Royal Enfield Luncurkan Edisi Terakhir Motor Classic 500 Tribute Black

Jakarta – Belum lama ini pabrikan legendaris telah mengumumkan bakal menghentikan dengan 500 cc mulai tanggal 31 Maret 2020 mendatang. Bersamaan dengan rencana tersebut, pabrikan asal India ini pun merilis edisi khusus dari Royal Enfield Classic 500 dengan kelir serba hitam yang terlihat sangat macho, yakni Tribute Black.

Royal Enfield Classic 500 Tribute Black – www.drivespark.com

Karena kehadirannya sebagai penutup seri Classic 500, motor ini tampil begitu istimewa dengan balutan cat hitam glossy di bagian tangki dan fender yang diberi aksen emas. Lalu ada juga powertrain dan pipa exhaust atau pembuangan yang dilapisi matte black.

Yang lebih menarik lagi, tiap unit motor edisi terbatas Royal Enfield ini akan dibuat sesuai pesanan dan digarap secara hand-made di pabrik Royal Enfield yang ada di Tiruvottiyur, Kota Chennai, negara bagian Tamil Nadu, India. Royal Enfield sendiri memang sengaja menghentikan produksi motor 499 cc satu silinder karena popularitasnya yang kalah saing dengan motor-motor Royal Enfield berkapasitas 350 cc atau yang kubikasinya di atas 500 cc.

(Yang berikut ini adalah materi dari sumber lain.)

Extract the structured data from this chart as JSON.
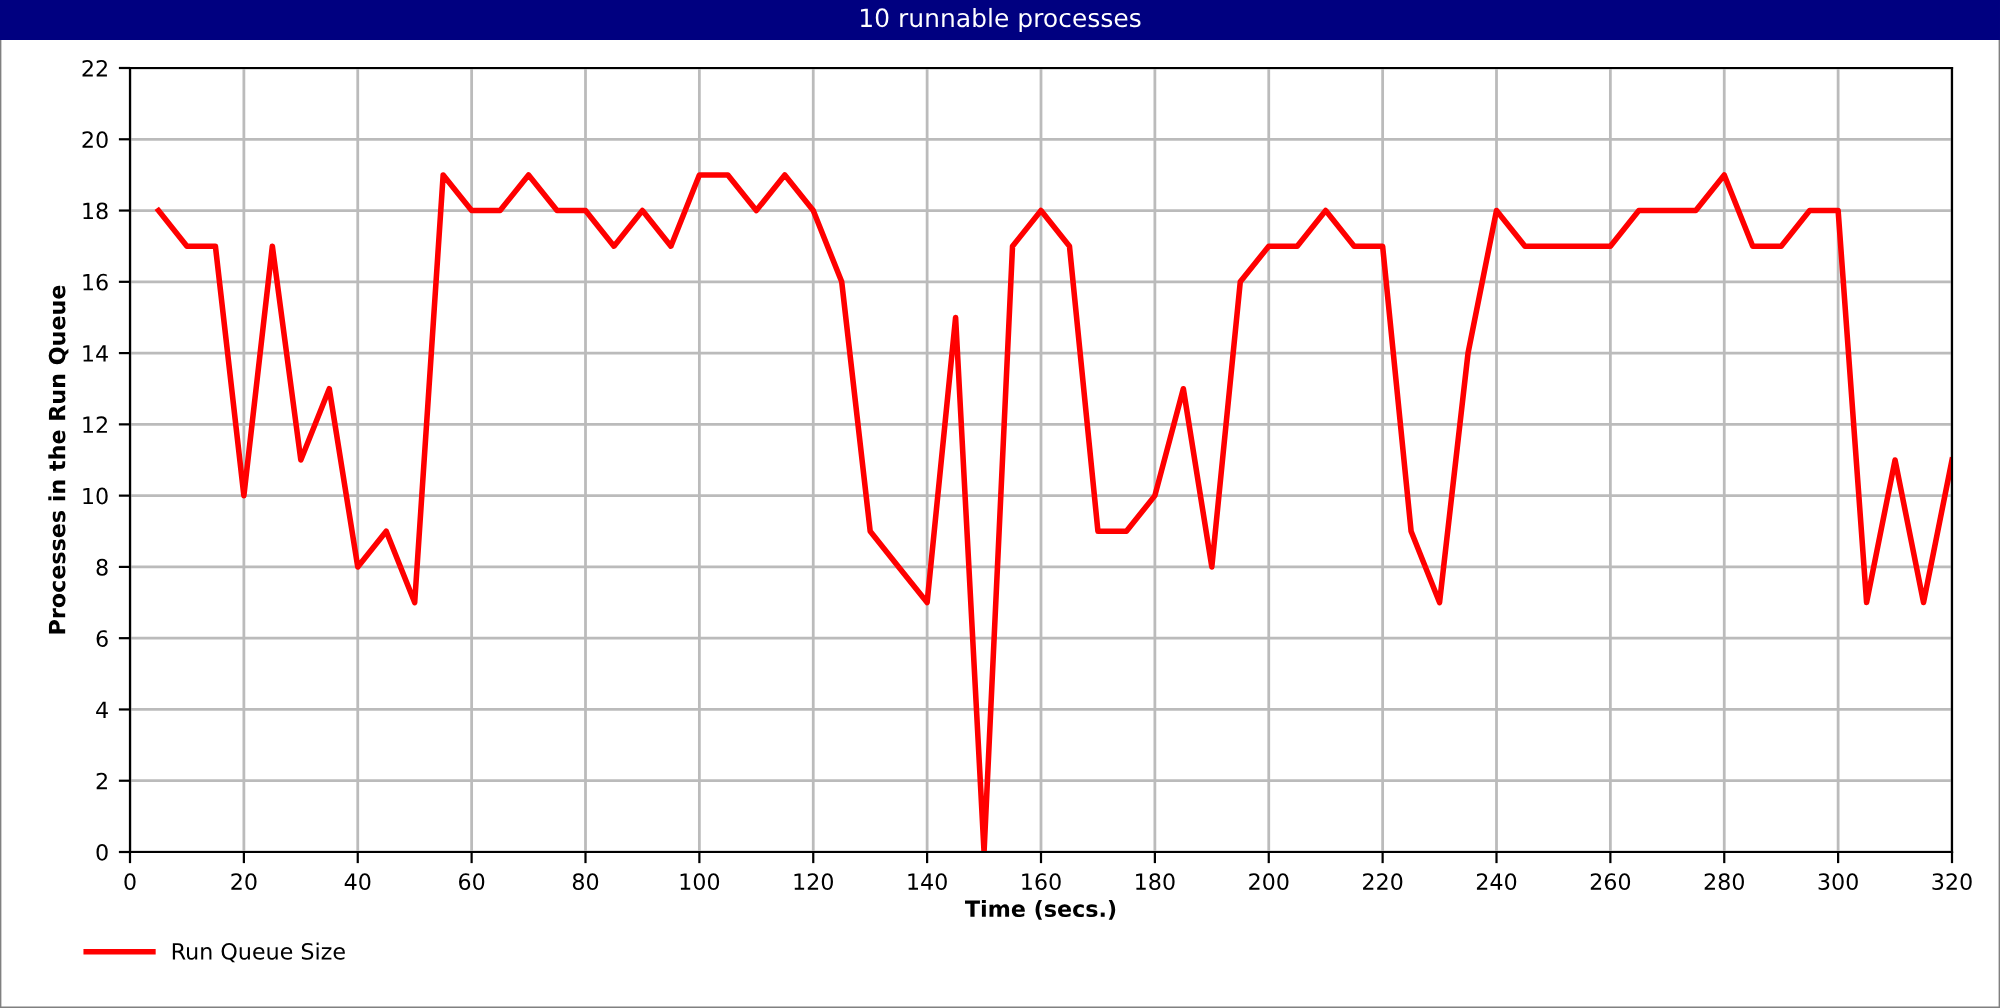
{
  "chart_data": {
    "type": "line",
    "title": "10 runnable processes",
    "xlabel": "Time (secs.)",
    "ylabel": "Processes in the Run Queue",
    "x": [
      5,
      10,
      15,
      20,
      25,
      30,
      35,
      40,
      45,
      50,
      55,
      60,
      65,
      70,
      75,
      80,
      85,
      90,
      95,
      100,
      105,
      110,
      115,
      120,
      125,
      130,
      135,
      140,
      145,
      150,
      155,
      160,
      165,
      170,
      175,
      180,
      185,
      190,
      195,
      200,
      205,
      210,
      215,
      220,
      225,
      230,
      235,
      240,
      245,
      250,
      255,
      260,
      265,
      270,
      275,
      280,
      285,
      290,
      295,
      300,
      305,
      310,
      315,
      320
    ],
    "series": [
      {
        "name": "Run Queue Size",
        "color": "#ff0000",
        "values": [
          18,
          17,
          17,
          10,
          17,
          11,
          13,
          8,
          9,
          7,
          19,
          18,
          18,
          19,
          18,
          18,
          17,
          18,
          17,
          19,
          19,
          18,
          19,
          18,
          16,
          9,
          8,
          7,
          15,
          0,
          17,
          18,
          17,
          9,
          9,
          10,
          13,
          8,
          16,
          17,
          17,
          18,
          17,
          17,
          9,
          7,
          14,
          18,
          17,
          17,
          17,
          17,
          18,
          18,
          18,
          19,
          17,
          17,
          18,
          18,
          7,
          11,
          7,
          11
        ]
      }
    ],
    "xlim": [
      0,
      320
    ],
    "xticks": [
      0,
      20,
      40,
      60,
      80,
      100,
      120,
      140,
      160,
      180,
      200,
      220,
      240,
      260,
      280,
      300,
      320
    ],
    "ylim": [
      0,
      22
    ],
    "yticks": [
      0,
      2,
      4,
      6,
      8,
      10,
      12,
      14,
      16,
      18,
      20,
      22
    ],
    "grid": true,
    "legend": "bottom left",
    "marker": "none",
    "line_style": "solid"
  }
}
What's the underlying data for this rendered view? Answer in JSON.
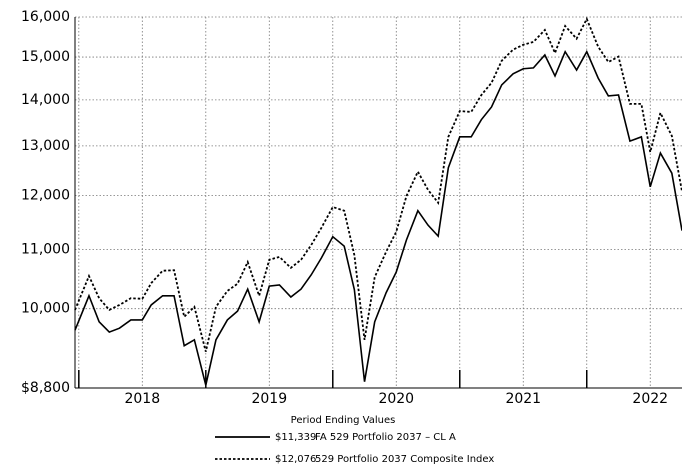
{
  "chart_data": {
    "type": "line",
    "log_scale": true,
    "grid": true,
    "legend_title": "Period Ending Values",
    "xlim": [
      2017.97,
      2022.75
    ],
    "ylim": [
      8800,
      16000
    ],
    "yticks": [
      {
        "value": 8800,
        "label": "$8,800"
      },
      {
        "value": 10000,
        "label": "10,000"
      },
      {
        "value": 11000,
        "label": "11,000"
      },
      {
        "value": 12000,
        "label": "12,000"
      },
      {
        "value": 13000,
        "label": "13,000"
      },
      {
        "value": 14000,
        "label": "14,000"
      },
      {
        "value": 15000,
        "label": "15,000"
      },
      {
        "value": 16000,
        "label": "16,000"
      }
    ],
    "xticks": [
      {
        "value": 2018.5,
        "label": "2018"
      },
      {
        "value": 2019.5,
        "label": "2019"
      },
      {
        "value": 2020.5,
        "label": "2020"
      },
      {
        "value": 2021.5,
        "label": "2021"
      },
      {
        "value": 2022.5,
        "label": "2022"
      }
    ],
    "xminor": [
      2018,
      2019,
      2020,
      2021,
      2022
    ],
    "x": [
      2017.97,
      2018.08,
      2018.16,
      2018.24,
      2018.32,
      2018.41,
      2018.5,
      2018.57,
      2018.66,
      2018.75,
      2018.83,
      2018.91,
      2019.0,
      2019.08,
      2019.17,
      2019.25,
      2019.33,
      2019.42,
      2019.5,
      2019.58,
      2019.67,
      2019.75,
      2019.83,
      2019.91,
      2020.0,
      2020.09,
      2020.17,
      2020.25,
      2020.33,
      2020.42,
      2020.5,
      2020.58,
      2020.67,
      2020.75,
      2020.83,
      2020.91,
      2021.0,
      2021.09,
      2021.17,
      2021.25,
      2021.33,
      2021.42,
      2021.5,
      2021.58,
      2021.67,
      2021.75,
      2021.83,
      2021.92,
      2022.0,
      2022.09,
      2022.17,
      2022.25,
      2022.34,
      2022.43,
      2022.5,
      2022.58,
      2022.67,
      2022.75
    ],
    "series": [
      {
        "name": "FA 529 Portfolio 2037 – CL A",
        "end_label": "$11,339",
        "color": "#000000",
        "dash": "solid",
        "values": [
          9660,
          10210,
          9790,
          9630,
          9690,
          9820,
          9820,
          10060,
          10210,
          10210,
          9420,
          9510,
          8840,
          9510,
          9820,
          9960,
          10320,
          9790,
          10370,
          10390,
          10190,
          10320,
          10560,
          10850,
          11230,
          11060,
          10310,
          8890,
          9790,
          10260,
          10610,
          11170,
          11710,
          11440,
          11240,
          12550,
          13190,
          13190,
          13560,
          13840,
          14340,
          14600,
          14720,
          14740,
          15050,
          14550,
          15130,
          14690,
          15130,
          14500,
          14090,
          14110,
          13100,
          13190,
          12170,
          12850,
          12440,
          11340
        ]
      },
      {
        "name": "529 Portfolio 2037 Composite Index",
        "end_label": "$12,076",
        "color": "#000000",
        "dash": "dotted",
        "values": [
          9980,
          10540,
          10170,
          9980,
          10060,
          10170,
          10160,
          10420,
          10630,
          10640,
          9870,
          10030,
          9330,
          10030,
          10290,
          10410,
          10780,
          10210,
          10820,
          10870,
          10680,
          10820,
          11080,
          11390,
          11780,
          11710,
          10900,
          9510,
          10520,
          10960,
          11320,
          11990,
          12470,
          12110,
          11860,
          13190,
          13750,
          13730,
          14110,
          14390,
          14910,
          15180,
          15300,
          15370,
          15670,
          15100,
          15770,
          15450,
          15950,
          15250,
          14880,
          15010,
          13910,
          13910,
          12870,
          13710,
          13210,
          12080
        ]
      }
    ]
  }
}
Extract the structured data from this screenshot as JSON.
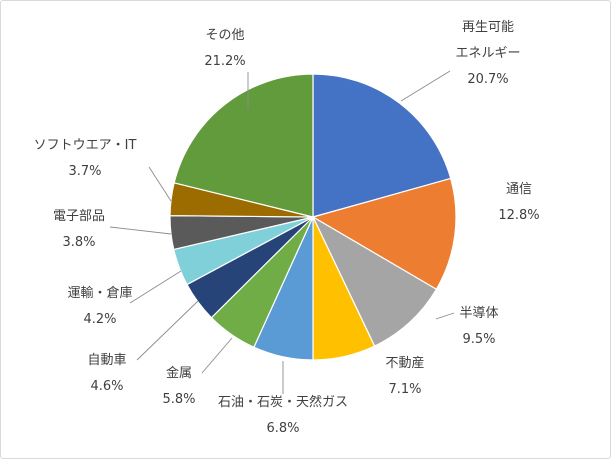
{
  "chart_data": {
    "type": "pie",
    "title": "",
    "slices": [
      {
        "label": "再生可能\nエネルギー",
        "value": 20.7,
        "value_label": "20.7%",
        "color": "#4472c4"
      },
      {
        "label": "通信",
        "value": 12.8,
        "value_label": "12.8%",
        "color": "#ed7d31"
      },
      {
        "label": "半導体",
        "value": 9.5,
        "value_label": "9.5%",
        "color": "#a5a5a5"
      },
      {
        "label": "不動産",
        "value": 7.1,
        "value_label": "7.1%",
        "color": "#ffc000"
      },
      {
        "label": "石油・石炭・天然ガス",
        "value": 6.8,
        "value_label": "6.8%",
        "color": "#5b9bd5"
      },
      {
        "label": "金属",
        "value": 5.8,
        "value_label": "5.8%",
        "color": "#70ad47"
      },
      {
        "label": "自動車",
        "value": 4.6,
        "value_label": "4.6%",
        "color": "#264478"
      },
      {
        "label": "運輸・倉庫",
        "value": 4.2,
        "value_label": "4.2%",
        "color": "#7fd0d8"
      },
      {
        "label": "電子部品",
        "value": 3.8,
        "value_label": "3.8%",
        "color": "#5a5a5a"
      },
      {
        "label": "ソフトウエア・IT",
        "value": 3.7,
        "value_label": "3.7%",
        "color": "#9c6c00"
      },
      {
        "label": "その他",
        "value": 21.2,
        "value_label": "21.2%",
        "color": "#629b3c"
      }
    ]
  }
}
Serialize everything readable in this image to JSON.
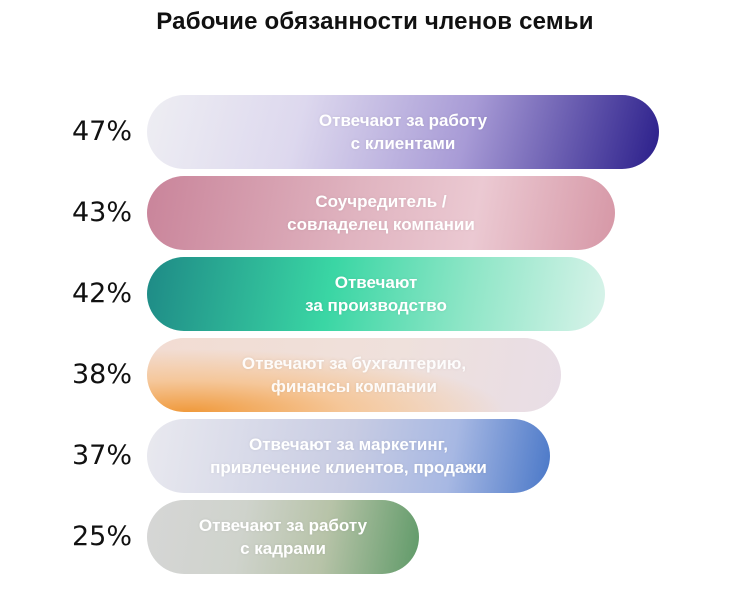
{
  "chart_data": {
    "type": "bar",
    "orientation": "horizontal",
    "title": "Рабочие обязанности членов семьи",
    "categories": [
      "Отвечают за работу\nс клиентами",
      "Соучредитель /\nсовладелец компании",
      "Отвечают\nза производство",
      "Отвечают за бухгалтерию,\nфинансы компании",
      "Отвечают за маркетинг,\nпривлечение клиентов, продажи",
      "Отвечают за работу\nс кадрами"
    ],
    "values": [
      47,
      43,
      42,
      38,
      37,
      25
    ],
    "value_labels": [
      "47%",
      "43%",
      "42%",
      "38%",
      "37%",
      "25%"
    ],
    "xlim": [
      0,
      50
    ],
    "grid": false,
    "legend": "none",
    "colors": [
      {
        "from": "#eeeef3",
        "mid": "#a89bd6",
        "to": "#2a1e8a"
      },
      {
        "from": "#c9849a",
        "mid": "#e0b4c0",
        "to": "#d697a6"
      },
      {
        "from": "#1e8a86",
        "mid": "#3ad6a4",
        "to": "#d9f3ea"
      },
      {
        "from": "#f09a3c",
        "mid": "#f2dcd2",
        "to": "#e8dde6"
      },
      {
        "from": "#e9e9ef",
        "mid": "#c8cce3",
        "to": "#4a78c8"
      },
      {
        "from": "#d6d6d6",
        "mid": "#b7c3a8",
        "to": "#5f9a68"
      }
    ]
  }
}
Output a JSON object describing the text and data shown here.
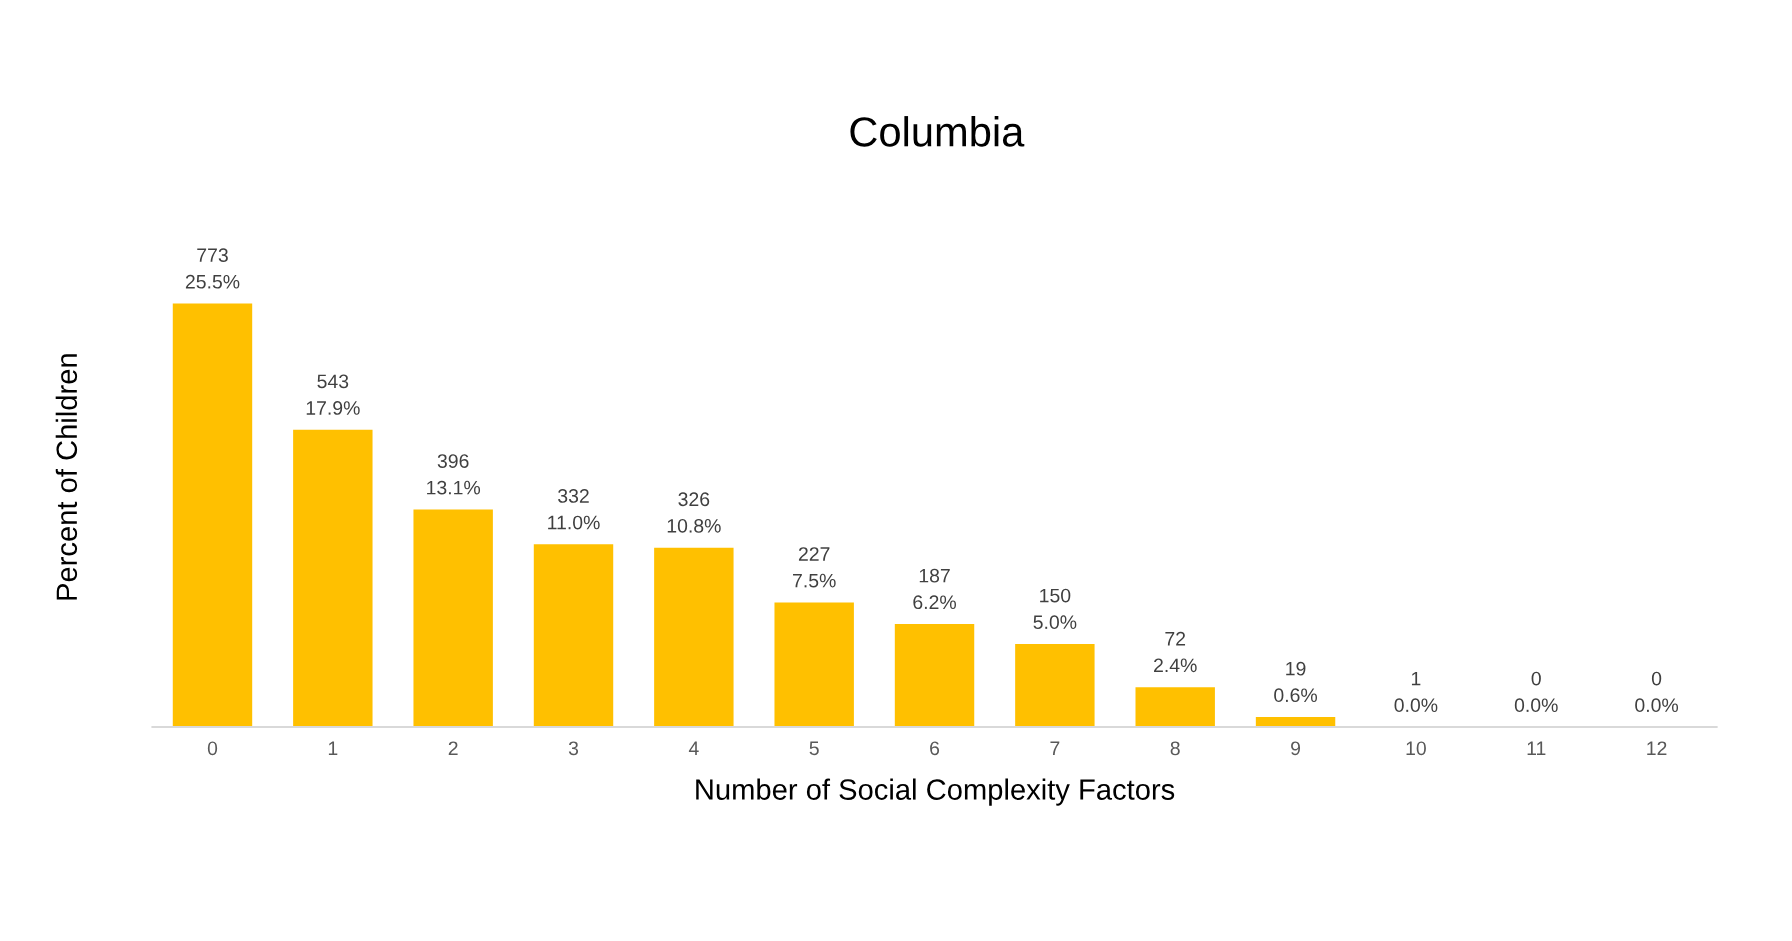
{
  "chart_data": {
    "type": "bar",
    "title": "Columbia",
    "xlabel": "Number of Social Complexity Factors",
    "ylabel": "Percent of Children",
    "categories": [
      "0",
      "1",
      "2",
      "3",
      "4",
      "5",
      "6",
      "7",
      "8",
      "9",
      "10",
      "11",
      "12"
    ],
    "values": [
      25.5,
      17.9,
      13.1,
      11.0,
      10.8,
      7.5,
      6.2,
      5.0,
      2.4,
      0.6,
      0.0,
      0.0,
      0.0
    ],
    "value_labels": [
      "773\n25.5%",
      "543\n17.9%",
      "396\n13.1%",
      "332\n11.0%",
      "326\n10.8%",
      "227\n7.5%",
      "187\n6.2%",
      "150\n5.0%",
      "72\n2.4%",
      "19\n0.6%",
      "1\n0.0%",
      "0\n0.0%",
      "0\n0.0%"
    ],
    "color": "#ffc000",
    "tick_labels": "x",
    "grid": false,
    "legend": false
  }
}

Mesin 500 cc sendiri sudah diusung oleh Royal Enfield sejak tahun 2009 silam. Ke depannya, ini akan fokus mengembangkan mesin 650 cc untuk Continental GT dan Interceptor. Menurut Vinod Dasari, CEO Royal Enfield, sejak 2009, motor 500 cc Royal Enfield dengan bangga mengatur panggung untuk segmen motor kelas menengah. “Classic 500 khususnya telah menyumbangkan kesuksesan untuk Royal Enfield di berbagai pasar internasional dengan retro dan pengalaman berkendara yang menarik,” ujarnya, seperti dilansir Gridoto.

Dalam rangka menandai produksi terakhir mesin 500cc, Royal Enfield bakal memasarkan 1.000 unit motor Classic 500 terakhir di Eropa mulai Mei 2020 dalam edisi terbatas, yakni Classic Tribute Black dengan finishing dua warna khusus dan pelat nomor serial End of Build. “Sebagai tanda berakhirnya motor 500 cc Royal Enfield, Classic 500 Tribute Black adalah kesempatan bagi para penggemar untuk memiliki potongan sejarah Royal Enfield,” tutup Dasari.